Schumer (D., N.Y.) said the study prepared by the committee and the Congressional Research Service, while providing only a snapshot of voting patterns, "is enough to show that the balloting process for service members is clearly in need of an overhaul."

He plans to work with Sen. Saxby Chambliss (R., Ga.) in crafting legislation dealing with the issue.

The study surveyed election offices in seven states with high numbers of military personnel: California, Florida, North Carolina, Pennsylvania, Texas, Washington, and West Virginia.

It said that of 441,000 absentee ballots requested by eligible voters living abroad - mainly active-duty and reserve troops - more than 98,000 were "lost" ballots that were mailed out but never received by elections officials. Taking into account 13,500 ballots that were rejected for such reasons as a missing signature or failure to notarize, a quarter of those requesting a ballot were disenfranchised.
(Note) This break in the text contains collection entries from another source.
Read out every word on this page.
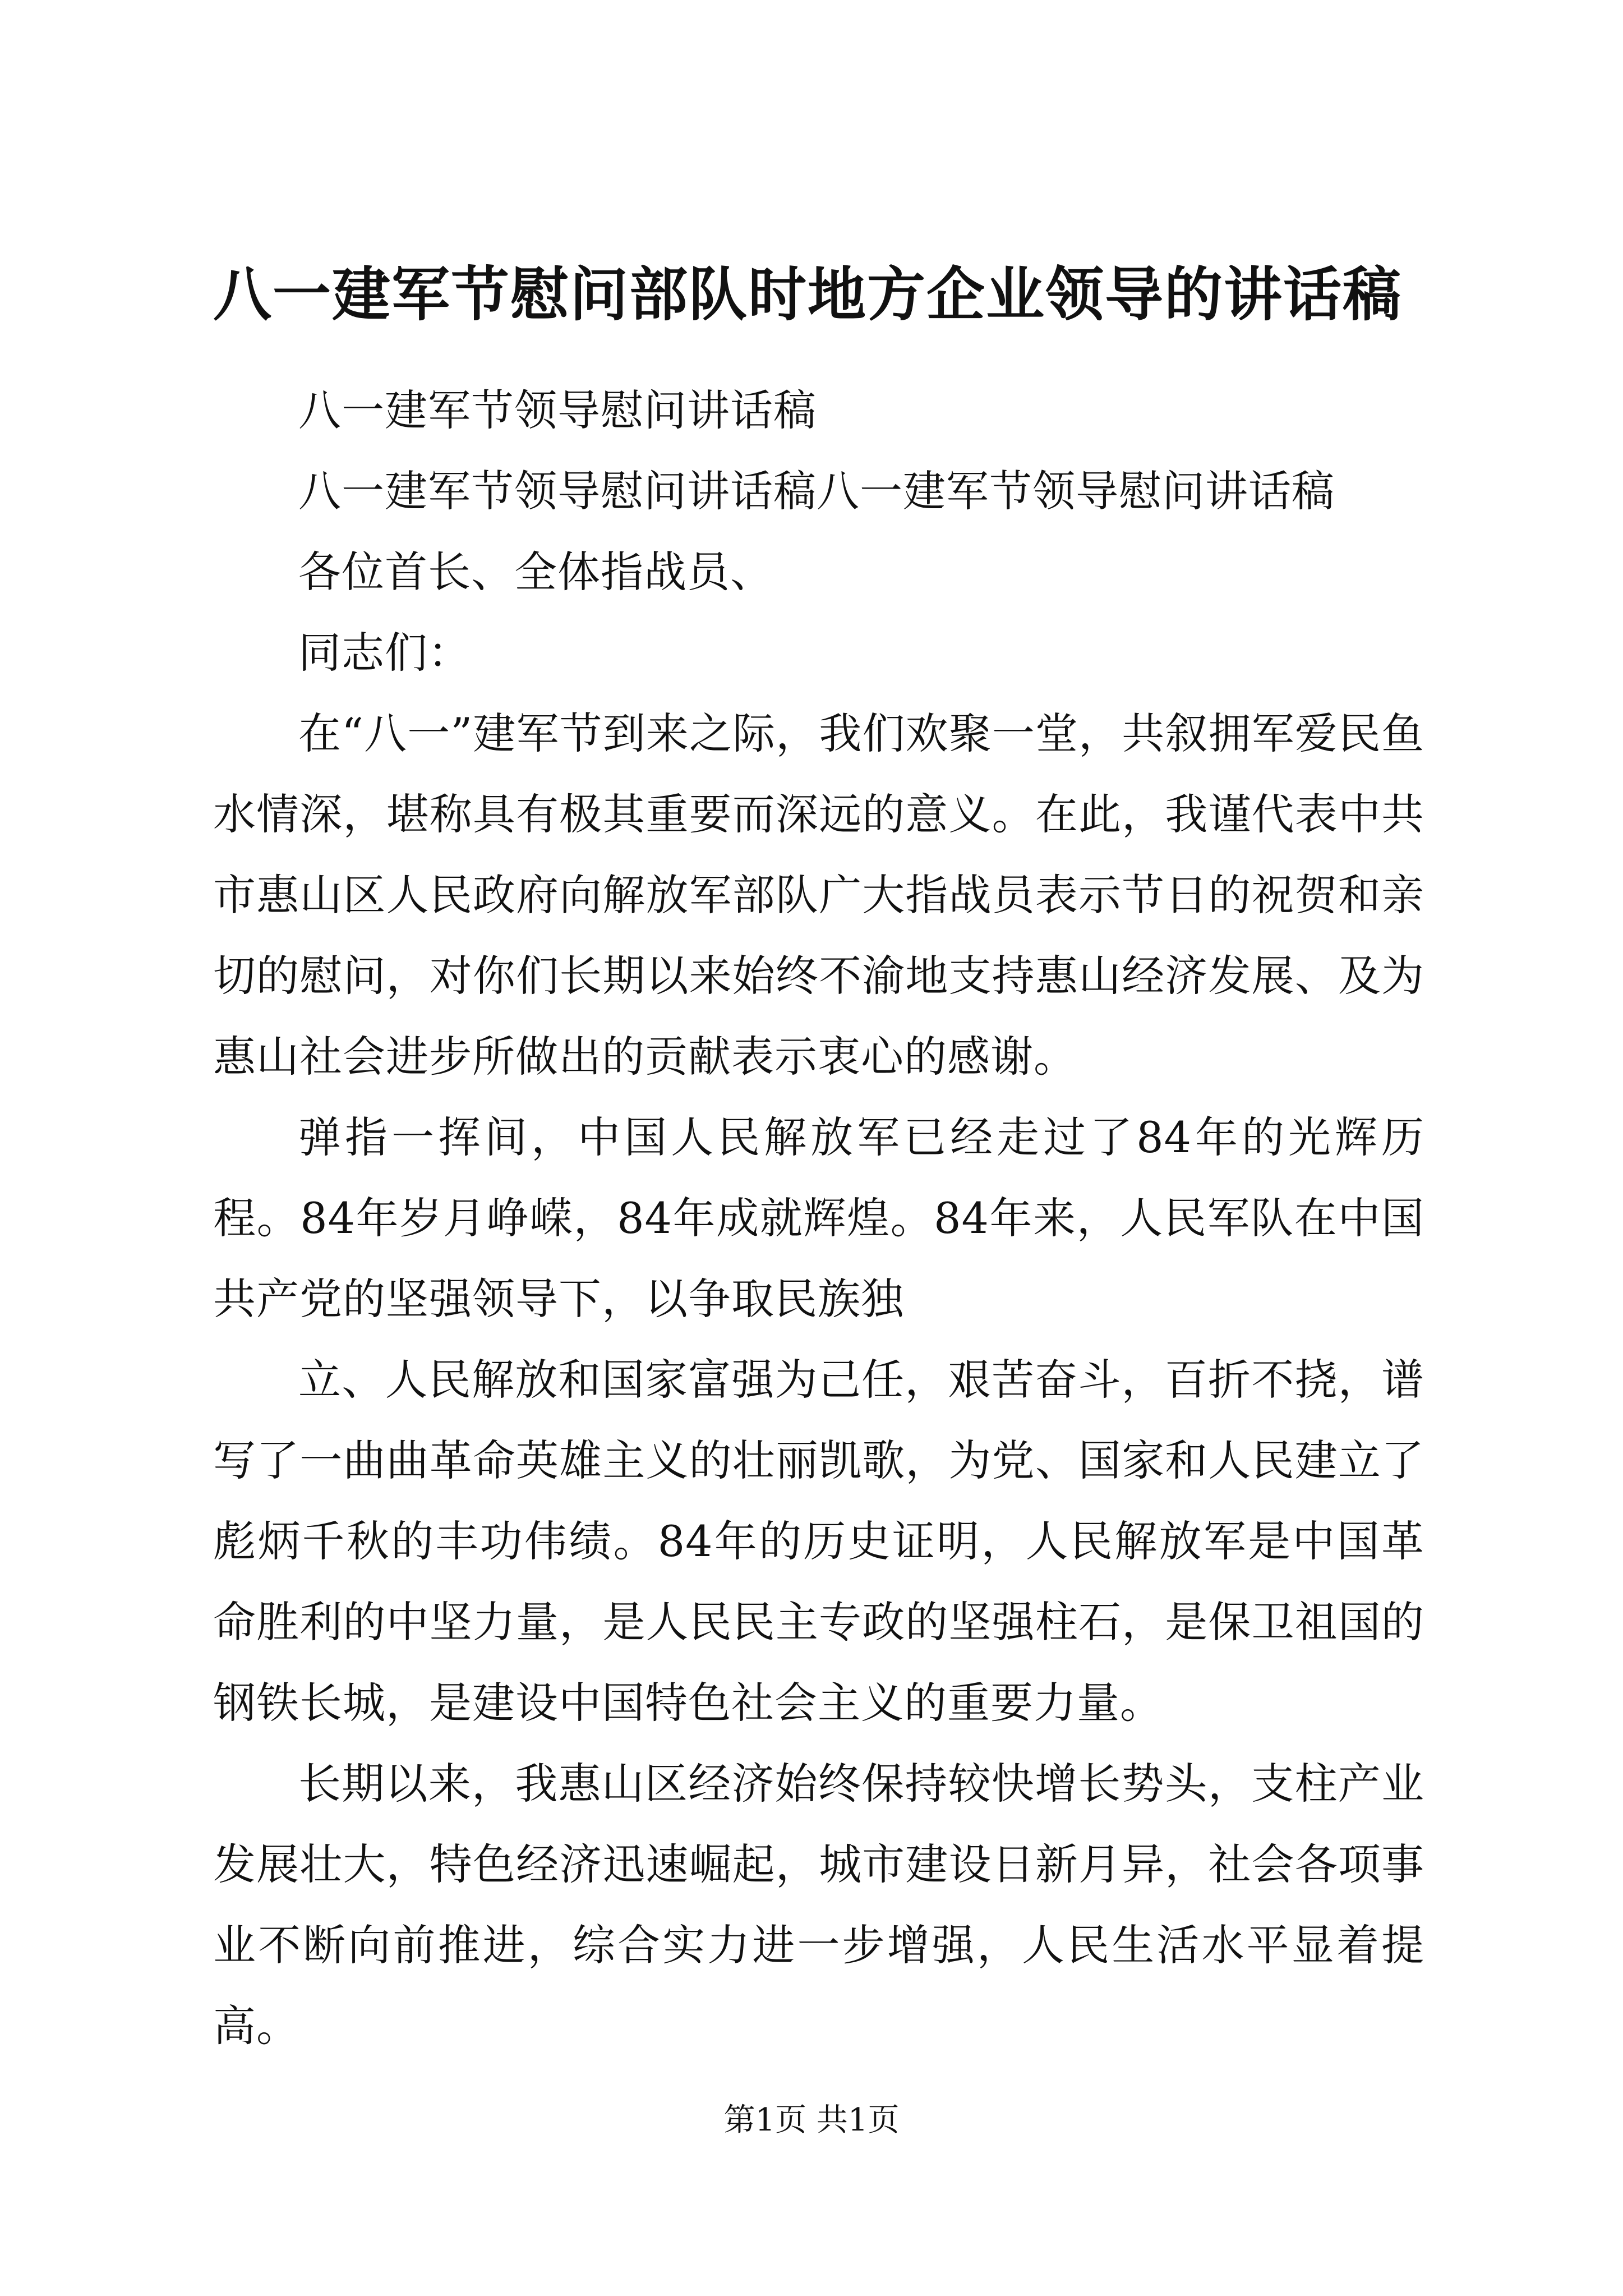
八一建军节慰问部队时地方企业领导的讲话稿

八一建军节领导慰问讲话稿

八一建军节领导慰问讲话稿八一建军节领导慰问讲话稿

各位首长、全体指战员、

同志们：

在“八一”建军节到来之际，我们欢聚一堂，共叙拥军爱民鱼水情深，堪称具有极其重要而深远的意义。在此，我谨代表中共市惠山区人民政府向解放军部队广大指战员表示节日的祝贺和亲切的慰问，对你们长期以来始终不渝地支持惠山经济发展、及为惠山社会进步所做出的贡献表示衷心的感谢。

弹指一挥间，中国人民解放军已经走过了84年的光辉历程。84年岁月峥嵘，84年成就辉煌。84年来，人民军队在中国共产党的坚强领导下，以争取民族独

立、人民解放和国家富强为己任，艰苦奋斗，百折不挠，谱写了一曲曲革命英雄主义的壮丽凯歌，为党、国家和人民建立了彪炳千秋的丰功伟绩。84年的历史证明，人民解放军是中国革命胜利的中坚力量，是人民民主专政的坚强柱石，是保卫祖国的钢铁长城，是建设中国特色社会主义的重要力量。

长期以来，我惠山区经济始终保持较快增长势头，支柱产业发展壮大，特色经济迅速崛起，城市建设日新月异，社会各项事业不断向前推进，综合实力进一步增强，人民生活水平显着提高。

第1页 共1页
The study found that an additional 11,000 ballots were returned as undeliverable.

Gail McGinn, the Defense Department's acting undersecretary for personnel and readiness, told the committee that the Pentagon "has taken extraordinary steps to ensure that members of the uniformed services, their family members, and overseas citizens have an opportunity to vote."

She said the department would issue a report to Congress in December on the results of the 2008 election and said other surveys, while providing useful information, should be viewed with caution if their results were based on nonrandom populations.